I Give In

Monday, April 24, 2017


Once upon a time, I queried agents for an early chapter book. They all rejected it, and they should have.

Later, I tried with Christian women’s fiction. I happen to think that these novels were and are as good as many (although far from all) of the ones published by Christian publishers, and hopefully that isn’t all hubris. But again I found nothing but rejection.

My writing has continued to improve, and I have now found my true passion in middle grade historical fiction. So is it time to try again?

My past experience looking for agents and the wisdom gleaned from other writers has taught me two things.

(1)   First, it’s almost as hard to find a good agent as it is to find a traditional publisher and, as a corrolary, those agents that are easy to find don’t have the necessary connections.
(2)   Second, author and agent need to click together like puzzle pieces. An effective author-agent relationship is also a close one, and personality matters.
Since I don’t need an agent to review my publishing contract and tell me what to negotiate, I was hoping to get away without one. But there is more to an agent’s job than just understanding and negotiating a contract. I’m not a good salesperson, and the larger, more-established publishing houses don’t take unagented submissions. They make exceptions for people who attend conferences where they appear and I take advantage of those opportunities, but that still leaves a number of closed doors. So I have given in and am searching for an agent again.

Let’s hope it goes better this time.

The True Meaning of Chistmas

Monday, April 17, 2017


“Wait a second,” you say. “The true meaning of Christmas? Aren’t you getting your holidays mixed up?”

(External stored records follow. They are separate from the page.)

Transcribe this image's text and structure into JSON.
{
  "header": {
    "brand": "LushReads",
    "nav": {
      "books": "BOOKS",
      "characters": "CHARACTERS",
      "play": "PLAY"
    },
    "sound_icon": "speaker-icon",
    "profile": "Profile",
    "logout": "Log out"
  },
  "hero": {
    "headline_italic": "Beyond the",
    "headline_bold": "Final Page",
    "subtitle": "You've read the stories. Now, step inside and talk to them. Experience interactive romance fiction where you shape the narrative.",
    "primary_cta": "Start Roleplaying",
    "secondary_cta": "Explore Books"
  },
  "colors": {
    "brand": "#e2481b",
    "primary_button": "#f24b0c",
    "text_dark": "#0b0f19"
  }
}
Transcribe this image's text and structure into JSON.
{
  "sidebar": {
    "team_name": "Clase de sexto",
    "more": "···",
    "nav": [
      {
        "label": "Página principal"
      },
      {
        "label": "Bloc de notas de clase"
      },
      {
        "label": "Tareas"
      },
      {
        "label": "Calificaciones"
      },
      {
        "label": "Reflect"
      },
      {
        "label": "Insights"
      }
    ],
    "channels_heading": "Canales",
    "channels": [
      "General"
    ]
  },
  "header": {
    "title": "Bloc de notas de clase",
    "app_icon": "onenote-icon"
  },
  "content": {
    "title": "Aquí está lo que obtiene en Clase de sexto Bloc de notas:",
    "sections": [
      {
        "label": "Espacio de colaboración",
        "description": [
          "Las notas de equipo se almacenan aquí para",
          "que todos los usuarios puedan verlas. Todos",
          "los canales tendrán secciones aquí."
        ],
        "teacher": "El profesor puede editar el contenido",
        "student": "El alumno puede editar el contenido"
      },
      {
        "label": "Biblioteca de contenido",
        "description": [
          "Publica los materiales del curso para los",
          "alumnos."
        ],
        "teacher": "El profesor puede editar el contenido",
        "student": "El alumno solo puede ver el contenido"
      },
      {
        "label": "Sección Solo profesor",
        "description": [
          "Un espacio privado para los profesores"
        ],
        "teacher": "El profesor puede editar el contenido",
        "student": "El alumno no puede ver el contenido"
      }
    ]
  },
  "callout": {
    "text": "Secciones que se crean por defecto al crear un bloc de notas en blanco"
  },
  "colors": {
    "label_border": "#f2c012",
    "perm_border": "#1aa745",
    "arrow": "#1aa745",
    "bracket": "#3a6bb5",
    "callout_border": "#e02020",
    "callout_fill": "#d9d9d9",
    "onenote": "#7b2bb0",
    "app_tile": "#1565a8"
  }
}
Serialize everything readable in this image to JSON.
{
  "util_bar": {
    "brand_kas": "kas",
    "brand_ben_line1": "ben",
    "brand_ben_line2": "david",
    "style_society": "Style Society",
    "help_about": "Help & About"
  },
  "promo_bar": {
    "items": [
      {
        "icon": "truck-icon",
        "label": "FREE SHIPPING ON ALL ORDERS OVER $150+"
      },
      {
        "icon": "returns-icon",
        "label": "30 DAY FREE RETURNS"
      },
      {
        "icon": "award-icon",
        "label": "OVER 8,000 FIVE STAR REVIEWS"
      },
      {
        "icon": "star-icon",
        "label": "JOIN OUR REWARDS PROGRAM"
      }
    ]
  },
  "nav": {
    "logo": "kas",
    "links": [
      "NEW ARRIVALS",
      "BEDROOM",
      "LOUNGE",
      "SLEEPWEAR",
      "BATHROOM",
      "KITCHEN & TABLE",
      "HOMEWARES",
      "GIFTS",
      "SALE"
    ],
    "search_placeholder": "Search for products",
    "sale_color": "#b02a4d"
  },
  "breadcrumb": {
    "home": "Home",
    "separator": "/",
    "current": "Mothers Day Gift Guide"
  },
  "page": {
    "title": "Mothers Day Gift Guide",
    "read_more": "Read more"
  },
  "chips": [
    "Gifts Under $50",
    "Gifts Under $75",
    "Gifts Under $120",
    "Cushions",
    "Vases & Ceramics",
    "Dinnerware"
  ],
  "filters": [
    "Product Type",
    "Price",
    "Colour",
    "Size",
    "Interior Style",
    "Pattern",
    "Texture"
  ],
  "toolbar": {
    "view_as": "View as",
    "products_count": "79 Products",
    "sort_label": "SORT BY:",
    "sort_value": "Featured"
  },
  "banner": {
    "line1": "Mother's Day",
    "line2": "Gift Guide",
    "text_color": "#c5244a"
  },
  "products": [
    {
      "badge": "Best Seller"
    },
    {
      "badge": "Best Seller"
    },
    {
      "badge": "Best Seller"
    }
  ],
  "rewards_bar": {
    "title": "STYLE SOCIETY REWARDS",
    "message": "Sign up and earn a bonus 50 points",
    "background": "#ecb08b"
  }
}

No. I wrote what I wrote, and I’m sticking to it.

Christmas isn’t about gifts or decorations or family dinners. It is about the birth of a baby who was fully God and yet fully man—about God’s only Son humbling Himself and becoming like me (except without sin, which is a HUGE difference).

But the baby we celebrate at Christmas came with a special mission. Although He came to live among us for a while, His ultimate purpose was to die a painful and dishonorable death. A death He didn’t deserve—but we do. A death followed by a resurrection that He deserved—but we don’t. Or, to put it in Sunday School terms, Jesus died on the cross to save us (me and you) from our sins. But death wasn’t the end. It couldn’t hold Him, and it won’t hold us. Jesus’ resurrection is proof that He is God, and it assures me that I will live eternally with Him.

I don’t understand why God chose to do things this way, but I’m grateful He did.

If Christ had not come to earth as a baby, we would have no reason to celebrate Easter.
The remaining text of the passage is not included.